# Houston Monthly Herf # 9 pics (1)



## tx_tuff (Jun 16, 2007)

This month was vegasgirl's month to host. She wanted to try a new location that we haven't herfed at before. Its a BBQ place with a huge outdoor patio and a lounge called Paddy's in Katy. Some of us meet there early at 5 and ate before heading outside where they had some live music. The rest showed up later and we all had a fine time drinking and smoking it up! The only draw back was the place closes at 11 (they are new and I'm sure this will change) but that didn't stop us, we ended the night at Robusto's. Great time was had by all!


----------



## karmaz00 (Dec 5, 2007)

nice pics.


----------



## Jason Brown (Nov 21, 2007)

Very nice....Looks like a good time was had by everyone.


----------



## Paint (Mar 1, 2008)

Looks like a great time and great friends.weather looks to be perfect there.


----------



## Ecto1 (Jan 26, 2008)

:redface:It was a bit chilly about 68.:redface:


----------



## Stogie (Feb 13, 2007)

It was great fun and the place was outstanding. Thanks for setting it up.


----------



## boomerd35 (Apr 24, 2007)

It was a perfect night. The weather, the restaurant, the people, and the smokes were all outstanding that night.


----------



## patefengreen (Sep 27, 2007)

Yeah, thanks for setting this one up VegasGirl! We really had a great time. It seems like every herf I get to chat with someone different which is kinda nice. Glad Diana (Mrs. Stogie) was able to make it out to this one. We enjoyed it like always! Thanks for the pix, TxTuff!


----------



## Darren's Godiva (Jul 16, 2007)

I concur...the weather was so nice. We had a great time.


----------



## Ecto1 (Jan 26, 2008)

The social aspect of smoking can not be understated. If not for the friends and conversation I would smoke far less and live a lot longer.


----------



## mjohnsoniii (Sep 9, 2007)

looks like good times. i think we need a Robustos in Cen-Tex


----------



## Darren's Godiva (Jul 16, 2007)

Ecto1 said:


> The social aspect of smoking can not be understated. If not for the friends and conversation I would smoke far less and live a lot longer.
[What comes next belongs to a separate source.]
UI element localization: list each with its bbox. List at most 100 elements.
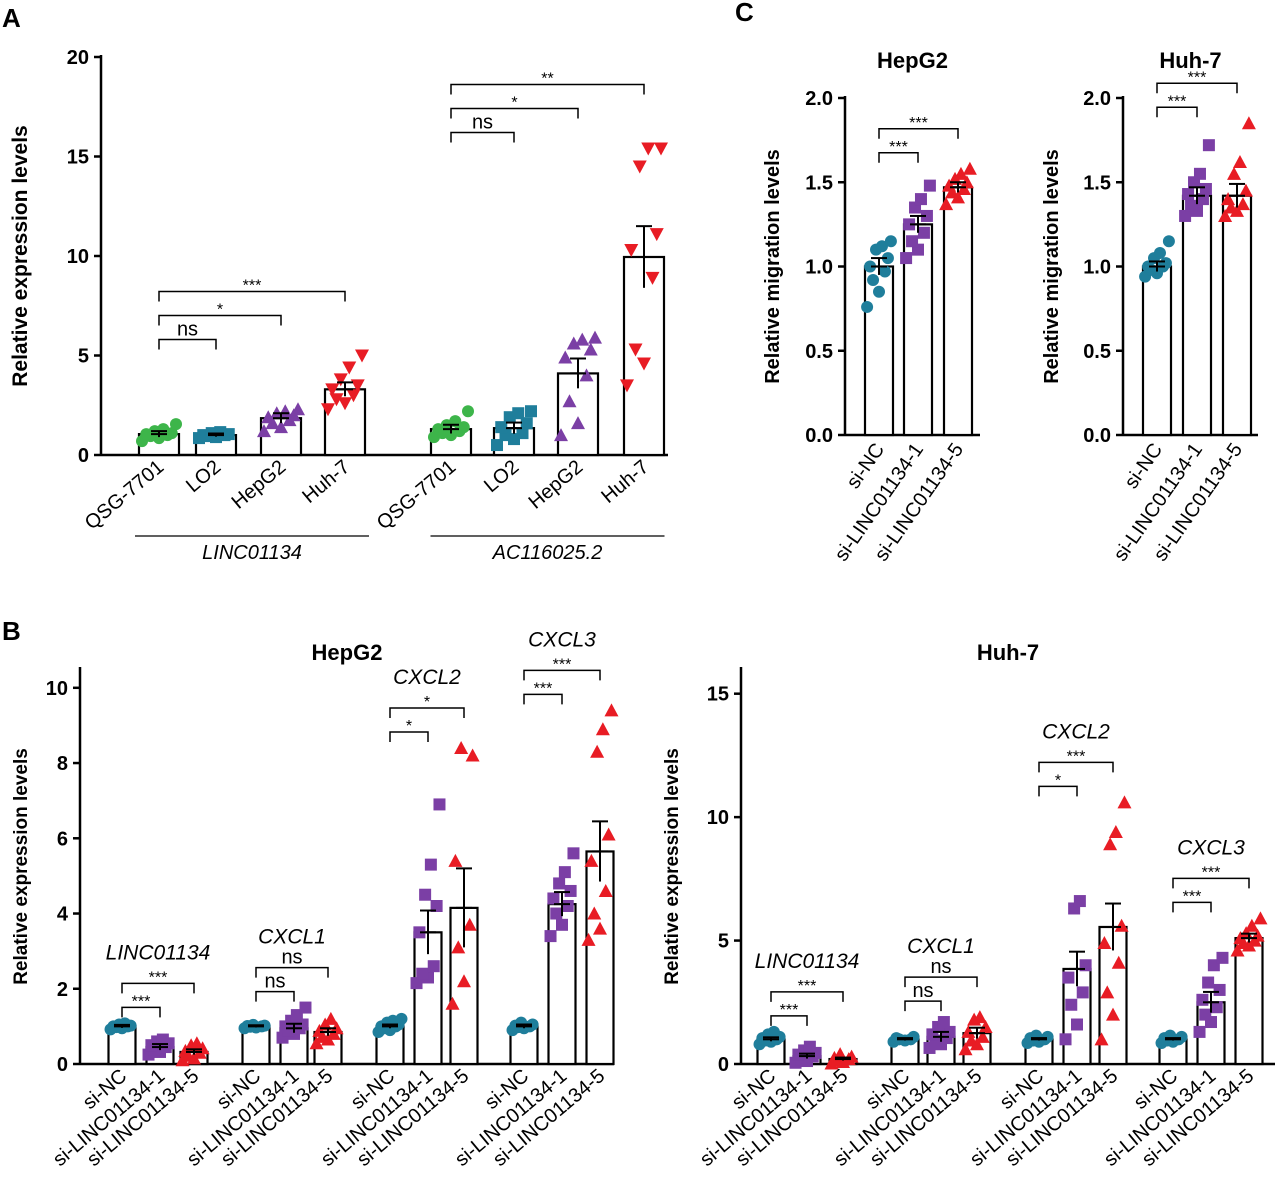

but then life would not be worth living.


----------



## m69c44 (Nov 5, 2007)

Looks like you -all had a great time. Thanks for sharing


----------



## LkyLindy (Feb 1, 2008)

Now thats what I'm talking about


----------



## terrasco-cl (Mar 4, 2007)

Man!

... Still trying to convince the wife we need to move to Houston!


----------